Resulullah Aleyhisselâm Medine'den çıkmadan önce, müşriklerin durumunu araştırmak için üç kişilik bir keşif kolu göndermişti. Birisi yorulup yolda kaldı. Müşrikler diğer iki gözcüyü farkettiler. Bir fırsatını kollayıp yakaladılar ve şehit ettiler.
Müslümanlar Hamrâü'l-Esed'e kadar gelip karargâh kurdular. Resulullah Aleyhisselâm şehit edilen gözcülerden ikisini bir kabre defnetti. Mücâhidlere odun toplamalarını ve gece yakmalarını emir buyurdu. Bunun üzerine herkes birer ateş yaktı. Yakılan beşyüz kadar ateşin ışıkları gece en uzak yerlerden görünmekte idi, etrafa korku salıyordu.
Müşrikler Hamrâü'l-Esed'e inmişler, sonradan da oradan kalkıp gitmişlerdi. Müşriklerin meşhur şâiri Ebu Azze güneş yükselinceye kadar uyuyakalmıştı. Âsım bin Sâbit -radiyallahu anh- onu yakaladı. Bu adam Bedir'de esir alınmış, fakat bundan sonra Resulullah Aleyhisselâm'a ve müslümanlara şiirleriyle eziyet ve hakaret etmeyeceğine dair söz verince fidyesiz olarak salıverilmişti. Verdiği sözde durmamış, tekrar Uhud'a gelerek şiirleriyle müşrikleri müslümanların aleyhine tahrik edip durmuştu. O gün yine serbest bırakılması için dilekte bulundu ise de reddedildi.
Resulullah -sallallahu aleyhi ve sellem- Efendimiz şöyle buyurdu:
"Senin bana evvelce vermiş olduğun kesin söz nerede kaldı? Mümin, bir yılanın deliğinden iki kere sokulmaz.

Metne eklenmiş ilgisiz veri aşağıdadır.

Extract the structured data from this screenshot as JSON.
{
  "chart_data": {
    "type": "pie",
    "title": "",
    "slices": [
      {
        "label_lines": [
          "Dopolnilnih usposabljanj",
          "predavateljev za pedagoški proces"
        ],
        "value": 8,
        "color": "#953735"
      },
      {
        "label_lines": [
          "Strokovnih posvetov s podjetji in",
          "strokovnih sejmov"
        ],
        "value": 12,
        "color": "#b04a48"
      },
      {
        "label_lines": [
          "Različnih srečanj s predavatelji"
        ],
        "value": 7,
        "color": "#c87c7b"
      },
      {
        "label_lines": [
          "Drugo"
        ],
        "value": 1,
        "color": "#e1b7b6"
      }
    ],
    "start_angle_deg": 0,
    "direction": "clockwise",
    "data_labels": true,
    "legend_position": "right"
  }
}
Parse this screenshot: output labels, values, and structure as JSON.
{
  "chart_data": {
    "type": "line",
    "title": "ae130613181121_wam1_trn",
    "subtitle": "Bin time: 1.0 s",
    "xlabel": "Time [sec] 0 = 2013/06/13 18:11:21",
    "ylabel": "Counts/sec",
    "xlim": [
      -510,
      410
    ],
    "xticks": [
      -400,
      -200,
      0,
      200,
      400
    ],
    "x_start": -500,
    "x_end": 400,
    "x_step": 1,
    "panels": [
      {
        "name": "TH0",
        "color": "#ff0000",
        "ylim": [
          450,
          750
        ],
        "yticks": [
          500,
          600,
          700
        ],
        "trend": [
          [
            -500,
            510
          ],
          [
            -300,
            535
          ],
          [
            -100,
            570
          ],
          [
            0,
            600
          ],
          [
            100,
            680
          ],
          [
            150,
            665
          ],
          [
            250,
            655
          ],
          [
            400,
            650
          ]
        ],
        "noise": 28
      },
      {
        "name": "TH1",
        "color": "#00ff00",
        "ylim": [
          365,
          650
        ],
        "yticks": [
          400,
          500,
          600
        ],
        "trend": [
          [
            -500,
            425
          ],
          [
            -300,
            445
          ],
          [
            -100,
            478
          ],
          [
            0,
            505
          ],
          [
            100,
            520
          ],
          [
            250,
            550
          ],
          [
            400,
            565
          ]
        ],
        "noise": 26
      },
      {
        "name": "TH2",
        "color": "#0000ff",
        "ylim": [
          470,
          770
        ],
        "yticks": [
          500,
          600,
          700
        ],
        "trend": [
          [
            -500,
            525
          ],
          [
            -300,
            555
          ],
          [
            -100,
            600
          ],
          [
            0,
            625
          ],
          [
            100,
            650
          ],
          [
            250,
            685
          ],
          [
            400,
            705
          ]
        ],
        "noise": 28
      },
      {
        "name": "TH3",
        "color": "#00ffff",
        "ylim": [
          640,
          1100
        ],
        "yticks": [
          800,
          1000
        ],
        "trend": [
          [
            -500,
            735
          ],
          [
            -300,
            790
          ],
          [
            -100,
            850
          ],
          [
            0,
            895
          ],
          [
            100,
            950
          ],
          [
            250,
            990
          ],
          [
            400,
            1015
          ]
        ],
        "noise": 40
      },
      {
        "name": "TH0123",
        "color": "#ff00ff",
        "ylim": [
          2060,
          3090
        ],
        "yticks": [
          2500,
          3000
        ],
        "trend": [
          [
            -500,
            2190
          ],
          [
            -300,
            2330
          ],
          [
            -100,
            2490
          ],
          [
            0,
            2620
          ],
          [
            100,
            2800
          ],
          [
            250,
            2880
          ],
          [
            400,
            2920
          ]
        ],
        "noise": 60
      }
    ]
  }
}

Vallahi bundan sonra seni serbest bırakıp da, Mekke'de ellerini yanaklarına sürdürüp: 'İki kere Muhammed'i aldattım, onunla eğlendim!' dedirtmem."
Ve emir üzerine Ebu Azze'nin boynu vuruldu.
•
Resulullah Aleyhisselâm Hamrâü'l-Esed'de bulunduğu sırada Tihâme bölgesinde oturan Huzâa kabilesi'nden Mâbed bin Ebî Mâbed çıkageldi. Henüz müslümanlığı kabul etmemekle beraber Resulullah Aleyhisselâm'a sâdık bir kişi idi. Uhud musîbetinden dolayı kendilerinin de çok üzüldüklerini belirterek bir nevi teselli vermeye çalıştı ve yoluna devam etti.
Mâbed, Ravhâ'da müşriklerin toplantı halinde olduklarını gördü.
Resulullah Aleyhisselâm'ın müşriklerin Medine'ye dönmelerinden endişe etmesi boşuna değildi. Gerçekten de müşrikler Medine'ye seksenaltı mil uzakta bulunan Ravhâ'ya gelince birbirini kınamaya başlamışlardı.
Şöyle diyorlardı:
"Muhammed'in en şerefli ve yiğit adamlarını öldürdüğümüz halde, tamamıyla köklerini kazımadan dönüp Mekke'ye mi gideceğiz? Onlardan geri kalanların da üzerine yürüyüp işlerini bitirmeliyiz."
Fakat içlerinden Safvan bin Ümeyye:
"Ey Kureyşliler! Sakın böyle bir şey yapmaya kalkışmayın! Onların sizi karşılamak için savaşa çıkmayanların da katıldığı bir ordu kuracaklarından korkarım. Mekke'ye galip ve muzaffer olarak dönün. Tekrar Medine'ye dönerseniz, yeniden galip geleceğinizden emin değilim." demişse bile, bu görüş, çoğunluğun görüşü karşısında reddedildi ve Medine üzerine yürümeye karar verildi.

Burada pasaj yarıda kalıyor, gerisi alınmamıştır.